Marie-Hélène Voyer: Une gagnante hantée

« Ça n’aurait pas pu me passer par la tête, ni pour un, encore moins pour deux livres! », s’exclame d’une voix douce et posée l’écrivaine rimouskoise Marie-Hélène Voyer, qui a réalisé un exploit au récent gala du Prix des libraires du Québec en s’illustrant tant du côté de l’essai que dans la catégorie poésie. Un doublé jamais vu en vingt-neuf ans d’existence de cette prestigieuse récompense remise annuellement. Suffit de la lire pour saisir la densité de son monde intérieur, la générosité avec laquelle elle l’ouvre. La femme est habitée. Hantée même. Ça vaut plus d’une médaille.

 

Je ne la connaissais pas, jamais je ne l’avais même lue. Mes « devoirs de journaliste » se sont vite transformés en instants de grâce. Puis, voilà que mon entourage n’en peut plus de m’entendre répéter à quel point l’écriture de Marie-Hélène Voyer est essentielle, accessible, humble, élevante, défricheuse, en somme qu’elle fait une différence dans le paysage littéraire québécois, pour le Québec tout court, qu’il faut la lire, offrir ses mots, qu’ils sont héritage. C’est le destin des grandes œuvres qui font une différence à la lumière de ce qu’on en tire. De celles qui propulsent alors qu’enthousiasmés, on sent en nous monter un attachement renouvelé ou nouveau tout court, une prise de conscience, et, enfin, une reconnexion avec nos aïeux, nos origines. Le choc est fort et inouï.

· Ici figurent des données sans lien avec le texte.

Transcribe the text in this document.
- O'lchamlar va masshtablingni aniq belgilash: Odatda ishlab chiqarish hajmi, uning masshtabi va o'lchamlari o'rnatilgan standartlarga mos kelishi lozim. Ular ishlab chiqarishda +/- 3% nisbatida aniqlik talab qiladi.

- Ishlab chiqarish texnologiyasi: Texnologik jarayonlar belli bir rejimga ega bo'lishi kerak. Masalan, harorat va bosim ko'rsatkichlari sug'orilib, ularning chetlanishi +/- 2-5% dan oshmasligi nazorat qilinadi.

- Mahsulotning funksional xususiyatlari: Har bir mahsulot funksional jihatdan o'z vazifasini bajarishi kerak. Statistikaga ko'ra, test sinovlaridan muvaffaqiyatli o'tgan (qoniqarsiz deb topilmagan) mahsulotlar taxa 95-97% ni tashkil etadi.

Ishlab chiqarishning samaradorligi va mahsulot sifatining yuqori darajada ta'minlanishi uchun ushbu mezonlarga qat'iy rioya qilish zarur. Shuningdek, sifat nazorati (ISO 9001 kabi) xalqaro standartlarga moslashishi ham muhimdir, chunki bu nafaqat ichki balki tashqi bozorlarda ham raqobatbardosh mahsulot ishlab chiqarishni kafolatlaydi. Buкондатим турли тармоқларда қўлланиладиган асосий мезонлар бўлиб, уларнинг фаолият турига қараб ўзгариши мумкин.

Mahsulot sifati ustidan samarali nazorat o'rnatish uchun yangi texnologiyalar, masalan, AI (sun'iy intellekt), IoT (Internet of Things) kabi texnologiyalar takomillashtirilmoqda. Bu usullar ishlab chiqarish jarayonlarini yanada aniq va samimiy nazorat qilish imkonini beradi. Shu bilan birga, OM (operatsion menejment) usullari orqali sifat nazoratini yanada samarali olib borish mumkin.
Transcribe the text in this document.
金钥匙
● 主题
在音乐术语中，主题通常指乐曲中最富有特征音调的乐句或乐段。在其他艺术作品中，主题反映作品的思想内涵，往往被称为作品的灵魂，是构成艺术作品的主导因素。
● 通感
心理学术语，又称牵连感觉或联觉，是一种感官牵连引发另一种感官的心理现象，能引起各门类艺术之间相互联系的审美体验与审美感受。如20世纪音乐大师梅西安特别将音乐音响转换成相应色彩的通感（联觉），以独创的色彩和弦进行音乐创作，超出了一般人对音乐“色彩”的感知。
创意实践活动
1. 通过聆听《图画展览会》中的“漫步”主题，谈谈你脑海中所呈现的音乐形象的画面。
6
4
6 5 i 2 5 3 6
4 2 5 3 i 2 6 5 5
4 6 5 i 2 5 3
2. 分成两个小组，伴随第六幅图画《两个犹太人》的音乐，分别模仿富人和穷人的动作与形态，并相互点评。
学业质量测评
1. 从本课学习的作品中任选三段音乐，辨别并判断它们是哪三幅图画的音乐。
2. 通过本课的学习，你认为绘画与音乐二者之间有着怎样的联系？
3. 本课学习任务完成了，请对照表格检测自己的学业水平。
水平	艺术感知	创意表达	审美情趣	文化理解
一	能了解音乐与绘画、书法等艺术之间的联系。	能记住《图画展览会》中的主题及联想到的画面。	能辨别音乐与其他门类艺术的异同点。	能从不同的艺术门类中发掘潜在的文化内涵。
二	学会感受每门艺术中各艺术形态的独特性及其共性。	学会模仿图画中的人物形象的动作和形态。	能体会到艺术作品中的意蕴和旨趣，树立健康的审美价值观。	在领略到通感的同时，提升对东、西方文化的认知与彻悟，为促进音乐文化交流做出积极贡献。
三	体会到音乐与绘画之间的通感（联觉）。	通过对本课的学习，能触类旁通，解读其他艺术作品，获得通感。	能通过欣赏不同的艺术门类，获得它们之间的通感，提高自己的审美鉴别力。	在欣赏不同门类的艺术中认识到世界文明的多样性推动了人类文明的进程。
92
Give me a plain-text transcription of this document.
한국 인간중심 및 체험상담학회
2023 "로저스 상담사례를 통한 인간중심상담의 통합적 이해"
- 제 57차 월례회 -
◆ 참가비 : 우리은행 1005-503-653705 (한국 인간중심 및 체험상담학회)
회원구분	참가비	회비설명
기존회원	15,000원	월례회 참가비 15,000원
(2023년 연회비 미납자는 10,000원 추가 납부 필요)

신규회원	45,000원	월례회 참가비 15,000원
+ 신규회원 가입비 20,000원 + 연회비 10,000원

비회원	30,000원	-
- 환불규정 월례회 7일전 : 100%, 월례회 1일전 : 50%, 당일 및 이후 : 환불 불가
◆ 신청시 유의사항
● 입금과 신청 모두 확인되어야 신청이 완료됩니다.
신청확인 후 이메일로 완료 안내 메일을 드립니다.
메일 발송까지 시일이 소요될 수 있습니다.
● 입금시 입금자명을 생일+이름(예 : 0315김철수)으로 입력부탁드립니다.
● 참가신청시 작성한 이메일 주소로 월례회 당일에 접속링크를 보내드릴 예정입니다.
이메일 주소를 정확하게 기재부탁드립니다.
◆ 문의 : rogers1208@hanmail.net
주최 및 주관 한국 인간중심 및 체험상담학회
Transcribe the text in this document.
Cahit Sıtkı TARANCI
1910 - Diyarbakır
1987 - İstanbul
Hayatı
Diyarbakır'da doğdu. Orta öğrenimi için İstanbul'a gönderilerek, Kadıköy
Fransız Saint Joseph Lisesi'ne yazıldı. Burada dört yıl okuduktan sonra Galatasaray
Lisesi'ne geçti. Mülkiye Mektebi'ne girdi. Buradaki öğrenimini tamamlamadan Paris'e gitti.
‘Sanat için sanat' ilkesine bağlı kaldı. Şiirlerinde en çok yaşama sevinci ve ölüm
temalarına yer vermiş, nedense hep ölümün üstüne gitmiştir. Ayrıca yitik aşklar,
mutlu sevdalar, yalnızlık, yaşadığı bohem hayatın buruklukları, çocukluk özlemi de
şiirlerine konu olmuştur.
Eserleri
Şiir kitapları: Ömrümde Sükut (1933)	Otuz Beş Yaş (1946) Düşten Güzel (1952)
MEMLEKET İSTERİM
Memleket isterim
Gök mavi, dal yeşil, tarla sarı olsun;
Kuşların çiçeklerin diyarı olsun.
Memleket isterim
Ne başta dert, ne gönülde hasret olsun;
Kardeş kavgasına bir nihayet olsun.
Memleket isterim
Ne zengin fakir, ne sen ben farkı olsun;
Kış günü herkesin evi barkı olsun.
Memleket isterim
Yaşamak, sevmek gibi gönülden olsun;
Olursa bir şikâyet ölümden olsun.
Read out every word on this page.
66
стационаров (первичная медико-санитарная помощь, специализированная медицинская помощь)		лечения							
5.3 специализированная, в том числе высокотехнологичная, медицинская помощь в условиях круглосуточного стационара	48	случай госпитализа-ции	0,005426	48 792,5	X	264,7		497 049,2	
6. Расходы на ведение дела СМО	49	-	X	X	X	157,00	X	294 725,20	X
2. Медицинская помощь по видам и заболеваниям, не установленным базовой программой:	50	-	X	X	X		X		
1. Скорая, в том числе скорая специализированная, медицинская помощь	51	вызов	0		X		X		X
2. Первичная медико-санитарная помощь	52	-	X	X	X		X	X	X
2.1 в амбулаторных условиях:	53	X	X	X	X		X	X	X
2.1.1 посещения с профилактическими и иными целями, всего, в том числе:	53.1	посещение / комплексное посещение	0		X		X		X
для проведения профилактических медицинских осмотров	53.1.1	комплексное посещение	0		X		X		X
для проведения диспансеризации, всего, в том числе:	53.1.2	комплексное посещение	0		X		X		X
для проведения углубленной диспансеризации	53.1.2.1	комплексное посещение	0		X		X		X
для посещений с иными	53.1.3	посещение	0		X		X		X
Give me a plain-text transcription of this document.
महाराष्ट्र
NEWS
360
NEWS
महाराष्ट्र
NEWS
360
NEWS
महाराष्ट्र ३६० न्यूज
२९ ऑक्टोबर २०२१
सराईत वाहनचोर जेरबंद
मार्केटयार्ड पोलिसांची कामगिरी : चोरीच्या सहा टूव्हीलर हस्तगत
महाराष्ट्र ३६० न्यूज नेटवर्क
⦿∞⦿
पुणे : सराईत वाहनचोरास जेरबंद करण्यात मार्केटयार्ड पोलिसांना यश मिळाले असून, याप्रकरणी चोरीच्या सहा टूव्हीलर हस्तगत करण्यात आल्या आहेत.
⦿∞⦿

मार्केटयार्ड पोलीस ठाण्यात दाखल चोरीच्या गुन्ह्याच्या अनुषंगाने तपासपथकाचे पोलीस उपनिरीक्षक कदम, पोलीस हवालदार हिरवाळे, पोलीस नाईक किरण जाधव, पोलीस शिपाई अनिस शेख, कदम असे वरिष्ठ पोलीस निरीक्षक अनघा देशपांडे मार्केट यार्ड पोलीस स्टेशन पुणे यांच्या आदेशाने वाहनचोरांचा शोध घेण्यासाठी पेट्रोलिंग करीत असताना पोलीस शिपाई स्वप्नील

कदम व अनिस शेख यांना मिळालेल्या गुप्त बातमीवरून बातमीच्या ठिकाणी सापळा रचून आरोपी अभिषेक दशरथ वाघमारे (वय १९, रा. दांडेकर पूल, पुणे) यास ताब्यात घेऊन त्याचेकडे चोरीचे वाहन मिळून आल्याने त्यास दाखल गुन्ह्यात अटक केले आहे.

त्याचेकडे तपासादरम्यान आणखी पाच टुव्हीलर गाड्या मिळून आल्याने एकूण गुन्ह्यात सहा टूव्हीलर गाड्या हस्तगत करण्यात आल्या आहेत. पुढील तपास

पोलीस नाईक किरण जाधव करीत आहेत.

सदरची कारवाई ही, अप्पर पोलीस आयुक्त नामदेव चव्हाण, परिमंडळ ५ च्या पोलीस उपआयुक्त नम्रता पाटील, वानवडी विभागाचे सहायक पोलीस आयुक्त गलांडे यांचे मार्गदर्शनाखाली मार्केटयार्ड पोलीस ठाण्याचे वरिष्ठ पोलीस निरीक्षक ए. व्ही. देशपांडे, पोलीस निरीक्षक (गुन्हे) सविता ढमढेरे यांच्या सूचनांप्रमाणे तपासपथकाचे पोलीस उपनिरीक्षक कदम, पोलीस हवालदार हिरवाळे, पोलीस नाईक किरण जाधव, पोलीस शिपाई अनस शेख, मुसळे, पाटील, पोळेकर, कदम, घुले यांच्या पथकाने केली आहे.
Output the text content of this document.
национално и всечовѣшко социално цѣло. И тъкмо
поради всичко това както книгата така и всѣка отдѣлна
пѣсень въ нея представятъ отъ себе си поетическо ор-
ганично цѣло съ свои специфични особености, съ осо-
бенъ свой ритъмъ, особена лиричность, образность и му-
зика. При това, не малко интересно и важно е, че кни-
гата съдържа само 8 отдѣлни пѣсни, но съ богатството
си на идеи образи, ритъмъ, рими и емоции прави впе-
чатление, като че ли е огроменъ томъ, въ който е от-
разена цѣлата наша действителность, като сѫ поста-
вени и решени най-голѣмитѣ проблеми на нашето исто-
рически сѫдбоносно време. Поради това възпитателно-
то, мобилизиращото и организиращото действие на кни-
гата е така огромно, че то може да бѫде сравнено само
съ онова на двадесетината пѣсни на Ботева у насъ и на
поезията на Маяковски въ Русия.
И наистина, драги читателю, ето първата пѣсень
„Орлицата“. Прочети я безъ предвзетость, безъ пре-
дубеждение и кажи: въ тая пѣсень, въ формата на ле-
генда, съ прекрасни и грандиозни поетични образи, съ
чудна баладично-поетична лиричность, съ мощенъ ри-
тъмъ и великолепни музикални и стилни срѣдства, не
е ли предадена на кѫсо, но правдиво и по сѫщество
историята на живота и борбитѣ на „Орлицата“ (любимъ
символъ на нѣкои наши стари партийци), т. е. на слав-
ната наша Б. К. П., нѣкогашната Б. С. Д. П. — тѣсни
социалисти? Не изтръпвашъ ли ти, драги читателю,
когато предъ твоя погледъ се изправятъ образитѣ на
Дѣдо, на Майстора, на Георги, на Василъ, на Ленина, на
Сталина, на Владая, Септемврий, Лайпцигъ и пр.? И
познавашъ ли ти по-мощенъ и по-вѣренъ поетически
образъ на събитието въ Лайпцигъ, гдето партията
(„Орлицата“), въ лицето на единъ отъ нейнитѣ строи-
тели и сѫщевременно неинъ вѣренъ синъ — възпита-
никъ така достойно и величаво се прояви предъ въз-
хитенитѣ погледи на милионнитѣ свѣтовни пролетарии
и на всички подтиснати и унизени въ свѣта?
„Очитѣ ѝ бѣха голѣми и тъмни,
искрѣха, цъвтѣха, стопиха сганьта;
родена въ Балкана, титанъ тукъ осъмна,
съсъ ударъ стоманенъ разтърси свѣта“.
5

Bien sûr, la lenteur de l’écrivaine, les manières, le rire amusé, les intermèdes de réflexion pour douter, se reprendre ne trahissent aucune prétention. Elle ne réalise pas tant ce qui se passe, ce qu’elle donne à lire tout court. Rien chez elle ne ressemble à de la vanité. J’en ai assez vu, à la longue, s’écouter parler, s’exciter au simple son de leur voix pour détecter la faille d’amour-propre énervante, le ton suffisant… Pour elle, la discipline en est une d’humilité. Paradoxalement. Publier comme elle le fait est aussi une exposition. Mais elle n’est que témoin ou porteuse en filigrane, ne charrie point son ego dans l’espoir de briller.

Spéléologue de désirs

Prenons d’abord Mouron des champs, son quatrième livre, recueil pour lequel elle vient de gagner le Prix des libraires en poésie. Il dit l’histoire de vies dures et empêtrées de destinées de « filles de fermiers, de pauvresses du bout du rang ». Il donne parole à celles qui se sont tues. Les mères travailleuses acharnées qui n’avaient pas le temps de se demander comment elles allaient. Chez elles, tout était réprimé, elles avaient abdiqué. Pourtant, des parcelles de désir devaient bien se terrer dans un recoin de leur vaste cœur. Cachées peut-être dans un renflement entre deux blessures mal cicatrisées. Et c’est précisément là que Marie-Hélène se transforme en spéléologue de l’âme, une squatteuse en terres de secrets. Dans son voyage intérieur, elle a débusqué sa mère qui s’est enlevé la vie quand la poète n’était encore qu’une jeune femme. Cette voix morte s’arrime à d’autres que nous aimons toutes les deux appeler les taiseuses. Mouron des champs les déterre et les ressuscite une à une. Comment ne pas pleurer en comprenant d’où nous venons avec ces sacrifices survolés d’injustices?

nos mères
belles et intouchables comme des bécasses
elles brûlent leurs ailes, se coupent les ergots
et saignent leurs rêves sans broncher

[…]

tu disais ma vlimeuse rien n’échappe aux lois du ventre
nous sommes nées dans l’eau stagnante des bénitiers
souillées d’abats et de mangeailles lessivées dans l’huile
des eaux de vaisselle nous avons connu chaque jour
l’étrange violence de gaver nos oisillons nous sommes
nées pour langer soigner aimer les hommes de nos
caressantes étreintes nous sommes nées pour gainer
nos désirs dans le jour étroit de nos chairs

tu disais il faut être humbles et oubliables

effacer nos traces toujours

Raser la vérité, créer des illusions
Si, dans Mouron des champs, c’est davantage la parole confisquée à celles qui vivaient recluses dans la sphère domestique qu’elle restitue dans une « désobéissance nécessaire », dans L’habitude des ruines : Le sacre de l’oubli et de la laideur au Québec, cette colère liée à la confiscation qui l’habite beaucoup se révèle différente sous la forme de l’essai cette fois, mais demeure tout aussi présente lorsqu’elle note par exemple le rapport trouble du Québec au temps et à l’espace. « Peut-on bâtir ce pays sans le détruire et sans verser dans l’insignifiance? », qu’elle demande en constatant des démolitions en série, des attaques de promoteurs qui ne pensent qu’à engloutir l’espace et le bien commun pour leur propre profit. « Ce paradoxe qui nous amène à raser ce qui existe déjà pour fabriquer du faux ancien, des faux châteaux alors qu’on n’a aucune espèce d’héritage avec la royauté de quelques origines que ce soit. C’est triste », confie l’écrivaine dans la quarantaine qui a grandi à la campagne, terrain fertile pour faire pousser des réflexions.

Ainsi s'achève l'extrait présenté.